* Iceland is investing in the education and health sectors in the country, targeting Mangochi District
* The model is that Iceland concentrates on a particular area and see its impact
* In Mangochi, they noted that there was high girls’ dropout rate in school hence the investment in education
* Now, we have seen an improvement as the number of girls remaining in school has improved
By Patricia Kapulula & Sellah Singini, MANA
The government of Iceland has expressed optimism to assist Malawi in improving education and health sectors in order for the country to attain an educated and healthy society.
Minister of Foreign Affairs Nancy Tembo told journalists at Kamuzu Palace in Lilongwe today after bilateral talks between Malawi and Iceland, whose relations date back to 35 years ago.
Tembo said Iceland is investing in the education and health sectors in the country, targeting Mangochi District. “The model is that Iceland concentrates on a particular area and see its impact.
“In Mangochi, they noted that there was high girls’ dropout rate in school hence the investment in education. Now, we have seen an improvement as the number of girls remaining in school has improved.”
Prime Minister of Iceland, Bjarni Benediktsson arrived in the country on Sunday through Kamuzu International Airport (KIA) for a five-day working visit and he is expected to visit Koche Demonstration School in Mangochi on Wednesday, among other engagements he is expected to undertake whilst in the country.
Early this year, President Lazarus Chakwera inaugurated construction of the state-of-the-art maternity wing at Makanjira in Mangochi as part of Iceland’s support to Malawi in the health sector.
Meanwhile, the Prime Minister joined President Chakwera to preside over the 9th African Population Conference at Bingu International Convention Centre (BICC) being held under the theme ‘Road to 2030: Leveraging Africa’s Human Capital to Achieve Transformation in a World of Uncertainty’.
The Conference, which will run until Thursday, May 24th, aims at deliberating how the African continent can leverage its human capital to accelerate its sustainable development in a world of uncertainty.
In his opening speech, President Lazarus Chakwera said African countries need platforms for collaboration, where the continent’s population advantage is married to the human capital disadvantages of other continents to create a better world across the globe.
Chakwera added that Africa must put its population to work and animate it to the fact that it is in a long season of sacrificial nation-building and a lean season of disciplined sowing, not a short-sighted and election obsessed season of harvesting, plundering and eating like there is no tomorrow.
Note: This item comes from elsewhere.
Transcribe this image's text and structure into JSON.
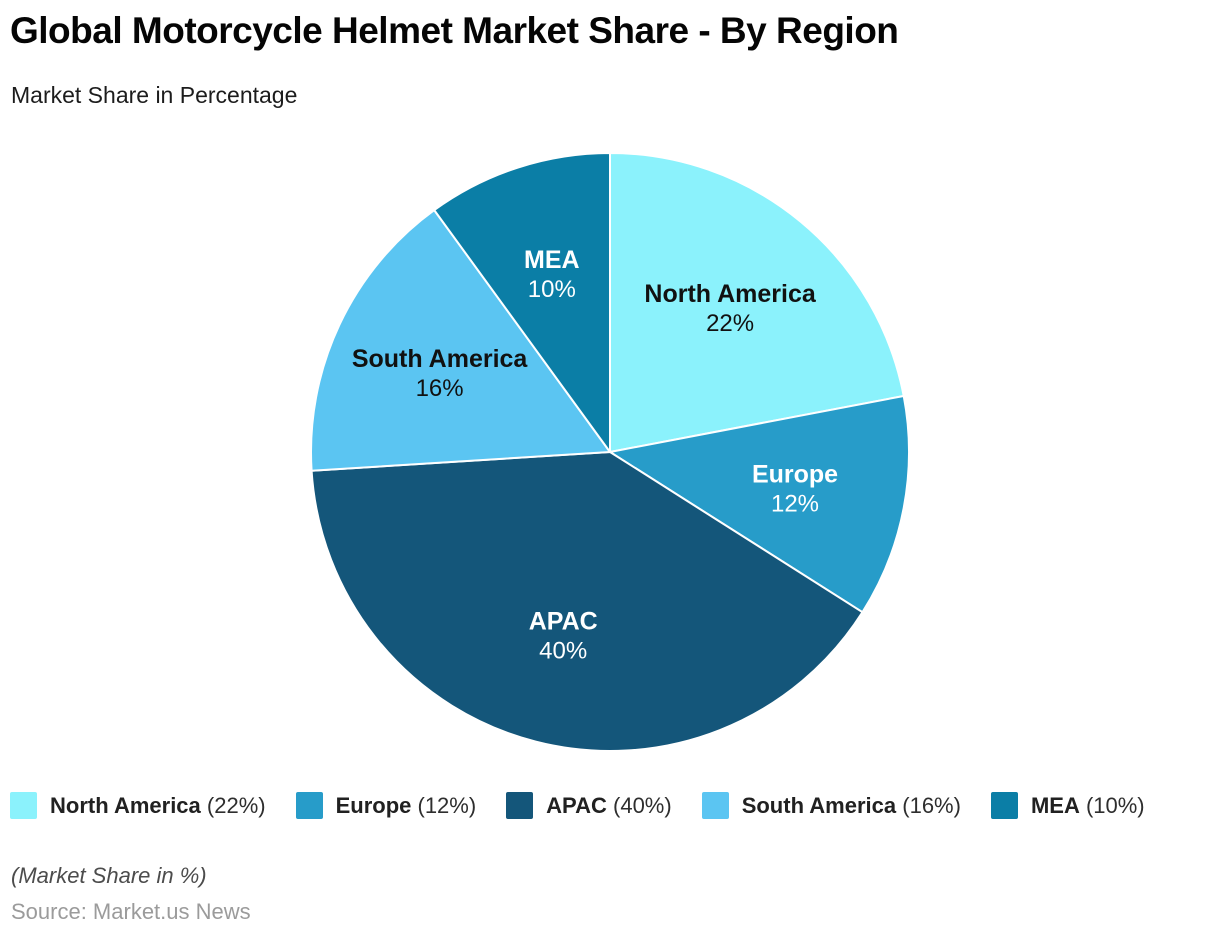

“I doubt that there is anyone in this room who does not know that other continents in the world are struggling to sustain their labour markets demands because they do not have enough young people to work in various industries that are critical to their economies, including agriculture and food security.
“If only we can remove our afro-pessimistic lenses and see that the youthful and enterprising population of Africa is a resource we must harness and equip to solve the sustainability problems that the ageing populations of other nations are grappling with.”
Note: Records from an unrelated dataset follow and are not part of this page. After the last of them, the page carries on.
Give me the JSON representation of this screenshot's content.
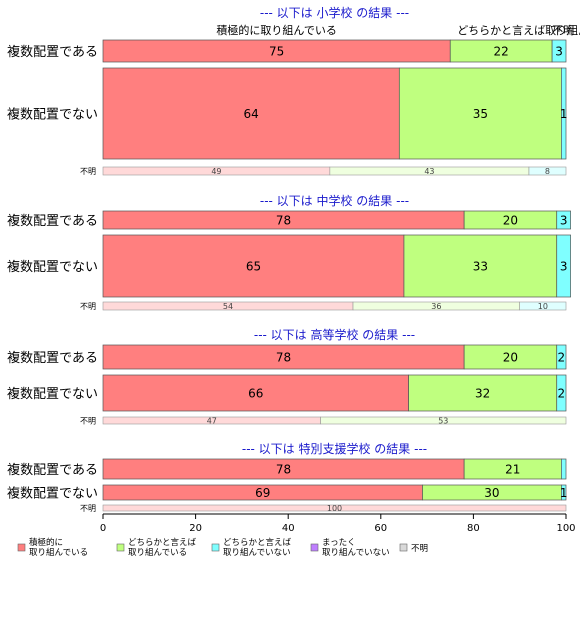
{
  "chart_data": {
    "type": "bar",
    "orientation": "horizontal-stacked",
    "xlim": [
      0,
      100
    ],
    "xticks": [
      0,
      20,
      40,
      60,
      80,
      100
    ],
    "category_labels": [
      "積極的に取り組んでいる",
      "どちらかと言えば取り組んでいる",
      "不明"
    ],
    "legend": [
      {
        "key": "積極的に\n取り組んでいる",
        "color": "#ff7f7f"
      },
      {
        "key": "どちらかと言えば\n取り組んでいる",
        "color": "#bfff7f"
      },
      {
        "key": "どちらかと言えば\n取り組んでいない",
        "color": "#7fffff"
      },
      {
        "key": "まったく\n取り組んでいない",
        "color": "#bf7fff"
      },
      {
        "key": "不明",
        "color": "#d9d9d9"
      }
    ],
    "panels": [
      {
        "title": "--- 以下は 小学校 の結果 ---",
        "rows": [
          {
            "label": "複数配置である",
            "values": [
              75,
              22,
              3,
              0,
              0
            ],
            "labels": [
              "75",
              "22",
              "3",
              "",
              ""
            ]
          },
          {
            "label": "複数配置でない",
            "values": [
              64,
              35,
              1,
              0,
              0
            ],
            "labels": [
              "64",
              "35",
              "1",
              "",
              ""
            ]
          },
          {
            "label": "不明",
            "values": [
              49,
              43,
              8,
              0,
              0
            ],
            "labels": [
              "49",
              "43",
              "8",
              "",
              ""
            ]
          }
        ]
      },
      {
        "title": "--- 以下は 中学校 の結果 ---",
        "rows": [
          {
            "label": "複数配置である",
            "values": [
              78,
              20,
              3,
              0,
              0
            ],
            "labels": [
              "78",
              "20",
              "3",
              "",
              ""
            ]
          },
          {
            "label": "複数配置でない",
            "values": [
              65,
              33,
              3,
              0,
              0
            ],
            "labels": [
              "65",
              "33",
              "3",
              "",
              ""
            ]
          },
          {
            "label": "不明",
            "values": [
              54,
              36,
              10,
              0,
              0
            ],
            "labels": [
              "54",
              "36",
              "10",
              "",
              ""
            ]
          }
        ]
      },
      {
        "title": "--- 以下は 高等学校 の結果 ---",
        "rows": [
          {
            "label": "複数配置である",
            "values": [
              78,
              20,
              2,
              0,
              0
            ],
            "labels": [
              "78",
              "20",
              "2",
              "",
              ""
            ]
          },
          {
            "label": "複数配置でない",
            "values": [
              66,
              32,
              2,
              0,
              0
            ],
            "labels": [
              "66",
              "32",
              "2",
              "",
              ""
            ]
          },
          {
            "label": "不明",
            "values": [
              47,
              53,
              0,
              0,
              0
            ],
            "labels": [
              "47",
              "53",
              "",
              "",
              ""
            ]
          }
        ]
      },
      {
        "title": "--- 以下は 特別支援学校 の結果 ---",
        "rows": [
          {
            "label": "複数配置である",
            "values": [
              78,
              21,
              1,
              0,
              0
            ],
            "labels": [
              "78",
              "21",
              "",
              "",
              ""
            ]
          },
          {
            "label": "複数配置でない",
            "values": [
              69,
              30,
              1,
              0,
              0
            ],
            "labels": [
              "69",
              "30",
              "1",
              "",
              ""
            ]
          },
          {
            "label": "不明",
            "values": [
              100,
              0,
              0,
              0,
              0
            ],
            "labels": [
              "100",
              "",
              "",
              "",
              ""
            ]
          }
        ]
      }
    ]
  }
}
He said Africa needs to celebrate and leverage its demographic dividend by nurturing, empowering and deploying its people and further said the perspective by other continents that African poverty is exacerbated by its overpopulation is wrong — as this narrative is afro-pessimism as Africa has enough resources to sustain its people.
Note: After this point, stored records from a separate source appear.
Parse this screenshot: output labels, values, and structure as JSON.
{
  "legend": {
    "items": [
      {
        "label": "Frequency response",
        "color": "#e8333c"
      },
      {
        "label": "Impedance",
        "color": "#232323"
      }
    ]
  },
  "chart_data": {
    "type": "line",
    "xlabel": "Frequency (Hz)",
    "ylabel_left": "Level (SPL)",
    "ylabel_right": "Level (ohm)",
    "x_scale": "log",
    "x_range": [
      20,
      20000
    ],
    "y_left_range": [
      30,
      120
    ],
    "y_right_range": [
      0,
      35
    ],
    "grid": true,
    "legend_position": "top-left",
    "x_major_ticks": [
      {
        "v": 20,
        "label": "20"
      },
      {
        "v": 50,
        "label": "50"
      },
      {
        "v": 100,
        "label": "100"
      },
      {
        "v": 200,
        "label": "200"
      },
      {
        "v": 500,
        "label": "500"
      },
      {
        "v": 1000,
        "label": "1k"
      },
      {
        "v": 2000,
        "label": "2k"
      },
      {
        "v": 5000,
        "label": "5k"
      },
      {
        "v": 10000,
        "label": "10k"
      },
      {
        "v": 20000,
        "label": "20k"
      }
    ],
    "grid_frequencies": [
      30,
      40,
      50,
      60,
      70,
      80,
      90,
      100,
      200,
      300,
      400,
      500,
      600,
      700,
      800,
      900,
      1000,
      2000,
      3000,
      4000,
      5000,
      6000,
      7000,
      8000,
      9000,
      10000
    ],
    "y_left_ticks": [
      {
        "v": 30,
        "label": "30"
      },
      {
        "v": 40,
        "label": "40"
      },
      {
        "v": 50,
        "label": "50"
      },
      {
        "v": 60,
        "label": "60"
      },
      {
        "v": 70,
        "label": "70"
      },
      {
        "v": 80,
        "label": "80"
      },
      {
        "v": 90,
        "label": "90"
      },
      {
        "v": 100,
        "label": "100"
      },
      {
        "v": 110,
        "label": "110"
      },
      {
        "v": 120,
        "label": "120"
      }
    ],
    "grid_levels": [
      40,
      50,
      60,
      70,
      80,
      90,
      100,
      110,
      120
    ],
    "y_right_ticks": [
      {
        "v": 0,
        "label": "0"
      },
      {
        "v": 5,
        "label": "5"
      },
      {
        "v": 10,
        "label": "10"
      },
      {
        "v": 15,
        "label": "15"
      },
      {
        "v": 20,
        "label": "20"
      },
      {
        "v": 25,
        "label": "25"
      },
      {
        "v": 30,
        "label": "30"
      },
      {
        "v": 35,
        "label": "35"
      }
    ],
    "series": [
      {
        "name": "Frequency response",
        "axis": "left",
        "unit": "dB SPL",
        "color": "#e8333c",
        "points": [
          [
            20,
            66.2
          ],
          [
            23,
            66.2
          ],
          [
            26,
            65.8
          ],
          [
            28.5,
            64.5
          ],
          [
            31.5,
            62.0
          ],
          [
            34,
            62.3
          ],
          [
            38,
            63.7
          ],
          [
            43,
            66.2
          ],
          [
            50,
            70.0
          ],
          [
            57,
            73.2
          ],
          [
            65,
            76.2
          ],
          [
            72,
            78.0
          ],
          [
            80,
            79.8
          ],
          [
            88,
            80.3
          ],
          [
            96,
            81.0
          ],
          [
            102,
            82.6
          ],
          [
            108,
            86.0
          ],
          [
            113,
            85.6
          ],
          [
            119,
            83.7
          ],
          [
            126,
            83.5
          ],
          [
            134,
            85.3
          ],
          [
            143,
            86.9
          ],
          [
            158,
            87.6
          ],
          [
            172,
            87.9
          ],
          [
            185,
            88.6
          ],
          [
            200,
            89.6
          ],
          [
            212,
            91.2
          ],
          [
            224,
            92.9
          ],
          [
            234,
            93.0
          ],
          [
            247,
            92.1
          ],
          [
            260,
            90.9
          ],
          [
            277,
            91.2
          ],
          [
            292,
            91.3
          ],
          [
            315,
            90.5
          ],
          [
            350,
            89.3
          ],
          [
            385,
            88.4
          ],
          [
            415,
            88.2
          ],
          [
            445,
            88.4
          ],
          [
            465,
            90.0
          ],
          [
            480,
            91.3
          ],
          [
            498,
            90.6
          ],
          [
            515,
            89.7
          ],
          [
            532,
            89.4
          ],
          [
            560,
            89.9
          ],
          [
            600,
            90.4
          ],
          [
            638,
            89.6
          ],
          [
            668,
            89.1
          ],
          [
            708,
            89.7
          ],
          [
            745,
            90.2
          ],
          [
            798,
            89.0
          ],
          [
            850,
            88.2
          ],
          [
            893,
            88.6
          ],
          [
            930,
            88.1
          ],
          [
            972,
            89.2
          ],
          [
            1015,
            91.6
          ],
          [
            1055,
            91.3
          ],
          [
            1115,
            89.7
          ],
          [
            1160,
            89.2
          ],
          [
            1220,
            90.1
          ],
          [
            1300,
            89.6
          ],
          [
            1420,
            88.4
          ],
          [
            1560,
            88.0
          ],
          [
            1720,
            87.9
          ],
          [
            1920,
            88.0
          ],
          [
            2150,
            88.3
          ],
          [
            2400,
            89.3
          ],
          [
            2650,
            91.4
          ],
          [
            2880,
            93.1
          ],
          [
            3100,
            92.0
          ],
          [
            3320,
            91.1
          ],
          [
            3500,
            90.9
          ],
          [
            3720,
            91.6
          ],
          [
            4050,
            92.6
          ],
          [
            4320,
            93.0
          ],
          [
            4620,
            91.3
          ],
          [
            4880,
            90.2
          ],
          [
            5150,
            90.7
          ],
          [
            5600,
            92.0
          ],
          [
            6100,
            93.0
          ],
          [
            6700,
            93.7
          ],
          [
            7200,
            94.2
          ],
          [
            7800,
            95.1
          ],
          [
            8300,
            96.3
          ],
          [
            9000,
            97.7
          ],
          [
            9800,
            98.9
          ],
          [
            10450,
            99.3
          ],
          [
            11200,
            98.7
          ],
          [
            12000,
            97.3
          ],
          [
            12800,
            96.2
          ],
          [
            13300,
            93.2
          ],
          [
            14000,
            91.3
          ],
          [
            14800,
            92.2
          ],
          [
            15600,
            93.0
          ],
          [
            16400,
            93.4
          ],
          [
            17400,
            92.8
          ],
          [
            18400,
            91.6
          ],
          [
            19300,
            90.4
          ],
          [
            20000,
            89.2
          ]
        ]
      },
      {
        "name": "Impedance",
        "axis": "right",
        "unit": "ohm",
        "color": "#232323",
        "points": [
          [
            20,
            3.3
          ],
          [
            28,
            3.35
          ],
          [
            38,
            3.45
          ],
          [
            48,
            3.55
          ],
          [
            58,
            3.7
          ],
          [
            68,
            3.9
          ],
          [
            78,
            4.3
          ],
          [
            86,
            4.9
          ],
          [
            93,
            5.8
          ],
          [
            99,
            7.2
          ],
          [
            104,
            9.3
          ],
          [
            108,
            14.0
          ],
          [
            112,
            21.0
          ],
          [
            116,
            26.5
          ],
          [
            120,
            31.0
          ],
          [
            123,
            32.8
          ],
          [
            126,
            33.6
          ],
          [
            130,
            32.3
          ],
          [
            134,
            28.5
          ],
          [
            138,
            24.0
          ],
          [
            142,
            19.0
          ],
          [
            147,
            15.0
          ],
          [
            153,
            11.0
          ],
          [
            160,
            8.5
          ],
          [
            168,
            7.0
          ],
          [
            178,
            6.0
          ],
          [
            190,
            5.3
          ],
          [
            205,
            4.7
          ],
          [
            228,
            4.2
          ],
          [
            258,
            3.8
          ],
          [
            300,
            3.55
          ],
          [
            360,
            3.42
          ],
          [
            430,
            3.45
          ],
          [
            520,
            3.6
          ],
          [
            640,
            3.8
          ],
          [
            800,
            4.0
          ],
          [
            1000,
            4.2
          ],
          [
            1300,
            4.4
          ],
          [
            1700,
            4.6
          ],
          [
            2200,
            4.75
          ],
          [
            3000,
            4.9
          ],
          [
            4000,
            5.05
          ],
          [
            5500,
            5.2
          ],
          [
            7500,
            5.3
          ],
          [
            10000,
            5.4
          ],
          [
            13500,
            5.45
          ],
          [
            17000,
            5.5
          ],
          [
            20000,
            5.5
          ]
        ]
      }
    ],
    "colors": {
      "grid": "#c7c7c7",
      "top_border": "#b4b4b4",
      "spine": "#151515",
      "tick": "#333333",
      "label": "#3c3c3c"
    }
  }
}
Chakwera, therefore, urged the participants to take the conference as a solution-oriented event, not a competition on who can complain about Africa the loudest, saying: “This is a new Malawi for a new Africa, and we are too busy focusing on finding solutions to waste any time on meetings that add no value to the creation of Africa we want.”
In his remarks, Minister of Finance & Economic Affairs, Simplex Chithyola Banda said the conference is set for African countries to share knowledge, experiences and best practices in population management, in pursuit of Africa’s sustainable development ambitions.
Chithyola Banda said for so long, Arica has been taken as a stunted and stagnant continent with little hope of lifting her people out of poverty and that Africa has received little attention to her quest for development and technical assistance.
“But the world now knows that Africa is on the move and that it has the largest size of arable land for agriculture production to feed the world; Africa has the largest deposit of mineral wealth and that it is enjoying a demographic dividend for economic productivity.
“This conference demonstrates that as Africans, we are collaborating more and strengthening partnerships in areas which will accelerate African economic growth, such as health and education, focusing on population development, especially on the youth,” he said.